Got a bed around six o’clock last night and was just in time for dinner. I’m in an isolation room because of the infection but at least it’s quieter than a ward bay.
They’ve started me on intravenous antibiotics, as well as the vancomycin (which is in gross liquid form), so I should start feeling better soon. They’re going to monitor me over the weekend but if they don’t see improvement by Monday, they’ll try something else. Really, really want these meds to work so I can go home.

All canula’d up and ready to go. The nurses have been really nice while I wait in my little room for a bed; they’ve made me tea, brought me biscuits and are even trying to get sandwiches from the kitchen for me. I wouldn’t mind staying here, actually.
I’m currently waiting on a bed though because they want to keep me in hospital to try and shift this infection. It might be a few hours but at least I’m in the right place.
Sitting in endoscopy, waiting for my flexi. Hope I don’t have to stay in.
I’ve done nothing all day but lay in bed, go to the bathroom and take meds. I have slept some more so I don’t feel as bad as I did last night but now I’m trying to convince myself to go have a shower. Problem is I’m comfy in my nest of duvet, blankets and pillows and don’t want to leave.

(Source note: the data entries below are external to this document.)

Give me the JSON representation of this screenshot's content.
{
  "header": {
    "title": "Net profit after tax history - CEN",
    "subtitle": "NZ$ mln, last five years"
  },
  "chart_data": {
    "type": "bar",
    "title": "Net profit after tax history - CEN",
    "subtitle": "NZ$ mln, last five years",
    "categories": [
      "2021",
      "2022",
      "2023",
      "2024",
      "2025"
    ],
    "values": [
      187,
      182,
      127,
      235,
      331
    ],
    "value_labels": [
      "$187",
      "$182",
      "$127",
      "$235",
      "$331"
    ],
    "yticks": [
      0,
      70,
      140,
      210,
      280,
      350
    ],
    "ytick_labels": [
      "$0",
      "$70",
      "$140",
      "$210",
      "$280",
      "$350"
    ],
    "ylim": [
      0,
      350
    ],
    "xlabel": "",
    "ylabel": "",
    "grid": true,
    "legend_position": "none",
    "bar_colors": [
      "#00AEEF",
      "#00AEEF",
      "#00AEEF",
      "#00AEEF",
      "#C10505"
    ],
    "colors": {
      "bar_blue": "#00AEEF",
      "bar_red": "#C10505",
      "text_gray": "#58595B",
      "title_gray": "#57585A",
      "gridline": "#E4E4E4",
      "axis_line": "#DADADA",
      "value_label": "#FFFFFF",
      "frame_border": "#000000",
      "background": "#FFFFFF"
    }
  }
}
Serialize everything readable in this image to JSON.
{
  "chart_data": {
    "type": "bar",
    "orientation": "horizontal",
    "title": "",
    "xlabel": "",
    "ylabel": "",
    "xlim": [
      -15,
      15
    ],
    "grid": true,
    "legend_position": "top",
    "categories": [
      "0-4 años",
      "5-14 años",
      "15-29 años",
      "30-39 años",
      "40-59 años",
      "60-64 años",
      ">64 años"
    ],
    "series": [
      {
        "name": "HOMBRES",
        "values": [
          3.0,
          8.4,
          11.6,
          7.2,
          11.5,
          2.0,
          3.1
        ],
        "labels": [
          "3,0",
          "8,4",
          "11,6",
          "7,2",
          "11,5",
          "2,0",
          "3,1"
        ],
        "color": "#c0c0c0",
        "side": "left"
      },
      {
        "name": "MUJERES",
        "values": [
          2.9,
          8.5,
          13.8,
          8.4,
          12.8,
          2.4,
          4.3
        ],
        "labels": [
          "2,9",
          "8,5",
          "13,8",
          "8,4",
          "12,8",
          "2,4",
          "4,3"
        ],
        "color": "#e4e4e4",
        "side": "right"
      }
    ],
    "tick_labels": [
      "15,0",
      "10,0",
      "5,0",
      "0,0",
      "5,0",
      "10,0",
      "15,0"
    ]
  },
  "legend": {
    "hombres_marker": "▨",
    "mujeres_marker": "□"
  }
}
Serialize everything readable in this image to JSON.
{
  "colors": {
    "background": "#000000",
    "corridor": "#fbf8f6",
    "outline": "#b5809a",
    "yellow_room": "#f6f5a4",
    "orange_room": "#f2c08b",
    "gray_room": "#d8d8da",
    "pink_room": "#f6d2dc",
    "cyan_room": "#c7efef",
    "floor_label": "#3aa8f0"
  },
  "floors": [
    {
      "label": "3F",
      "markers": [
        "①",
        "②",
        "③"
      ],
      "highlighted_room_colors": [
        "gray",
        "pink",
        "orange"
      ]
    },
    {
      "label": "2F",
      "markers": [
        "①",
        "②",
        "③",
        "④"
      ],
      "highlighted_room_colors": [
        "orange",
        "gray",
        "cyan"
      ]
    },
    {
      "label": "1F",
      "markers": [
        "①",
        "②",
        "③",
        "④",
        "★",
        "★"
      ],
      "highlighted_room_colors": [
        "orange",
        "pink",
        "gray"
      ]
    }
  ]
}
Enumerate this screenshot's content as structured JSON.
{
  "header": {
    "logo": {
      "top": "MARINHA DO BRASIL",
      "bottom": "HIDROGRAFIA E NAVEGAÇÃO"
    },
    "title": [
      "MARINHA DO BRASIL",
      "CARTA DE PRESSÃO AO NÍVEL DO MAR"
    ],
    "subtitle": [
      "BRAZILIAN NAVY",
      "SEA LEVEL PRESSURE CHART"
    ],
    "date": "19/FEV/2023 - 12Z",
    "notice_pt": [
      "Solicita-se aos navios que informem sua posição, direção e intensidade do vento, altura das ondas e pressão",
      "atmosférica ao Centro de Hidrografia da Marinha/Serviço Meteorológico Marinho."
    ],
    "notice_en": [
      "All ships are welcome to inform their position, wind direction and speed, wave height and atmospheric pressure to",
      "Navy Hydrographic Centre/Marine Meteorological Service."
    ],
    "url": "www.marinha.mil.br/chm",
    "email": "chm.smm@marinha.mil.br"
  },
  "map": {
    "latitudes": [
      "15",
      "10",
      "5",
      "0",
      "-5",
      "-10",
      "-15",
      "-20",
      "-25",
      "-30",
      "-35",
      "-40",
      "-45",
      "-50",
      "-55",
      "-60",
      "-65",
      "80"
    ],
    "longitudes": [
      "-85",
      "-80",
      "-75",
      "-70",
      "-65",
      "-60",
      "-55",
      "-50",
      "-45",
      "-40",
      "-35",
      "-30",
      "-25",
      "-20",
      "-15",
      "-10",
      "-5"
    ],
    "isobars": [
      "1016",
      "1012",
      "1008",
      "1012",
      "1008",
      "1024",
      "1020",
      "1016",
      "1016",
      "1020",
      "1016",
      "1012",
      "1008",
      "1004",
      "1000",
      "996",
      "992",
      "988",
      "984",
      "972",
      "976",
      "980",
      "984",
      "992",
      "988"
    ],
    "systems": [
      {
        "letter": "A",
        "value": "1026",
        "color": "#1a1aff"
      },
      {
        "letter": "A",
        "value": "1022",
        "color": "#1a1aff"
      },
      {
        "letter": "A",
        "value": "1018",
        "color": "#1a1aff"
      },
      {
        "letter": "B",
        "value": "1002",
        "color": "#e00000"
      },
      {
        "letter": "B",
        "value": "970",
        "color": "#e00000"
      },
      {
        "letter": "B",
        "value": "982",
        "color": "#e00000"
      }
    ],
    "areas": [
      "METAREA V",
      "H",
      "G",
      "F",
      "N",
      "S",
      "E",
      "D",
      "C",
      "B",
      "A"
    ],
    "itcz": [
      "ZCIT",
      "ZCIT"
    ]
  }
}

Despite me wearing my thickest jumper, putting the heating on and hugging my hot water bottle, I haven’t been able to get warm all evening. I’ve had more BM than “normal” this evening too and my stomach/gut is soar from all that so I’m in more pain than normal. I really don’t know what to do, I’m already not going to work tomorrow and it’s look pretty likely that I’ll be back in the hospital before the end of the week. I just hope they find out what’s really going on and fix it.
Sorry for all the negativity but I’m really struggling to stay positive through all this.
I’m feeling pretty crappy (no pun intended). My day off yesterday didn’t go as planned; I got my lay in but I barely slept for any of it which meant I felt really tired and drained all day. I did go for dinner at my fiances parents but I ended up bringing my dinner back up again shortly after getting home.
I slept better last night, at least, but I’ve felt tired and nauseous all day today. I’ve barely eaten anything because I didn’t want to risk agitating my gut even further so that’s not helped with my already depleted energy levels.
I got to speak with my nurse this afternoon and they want me in for yet another flexi on Wednesday. She said to come prepared to be admitted so I’m going to bring a bag full of overnight stuff and hope reverse-psychology works. I’m really hoping I don’t end up in hospital again; it’s barely been two months since I was discharge last time, I can’t deal with going in again. It’s made me feel pretty depressed.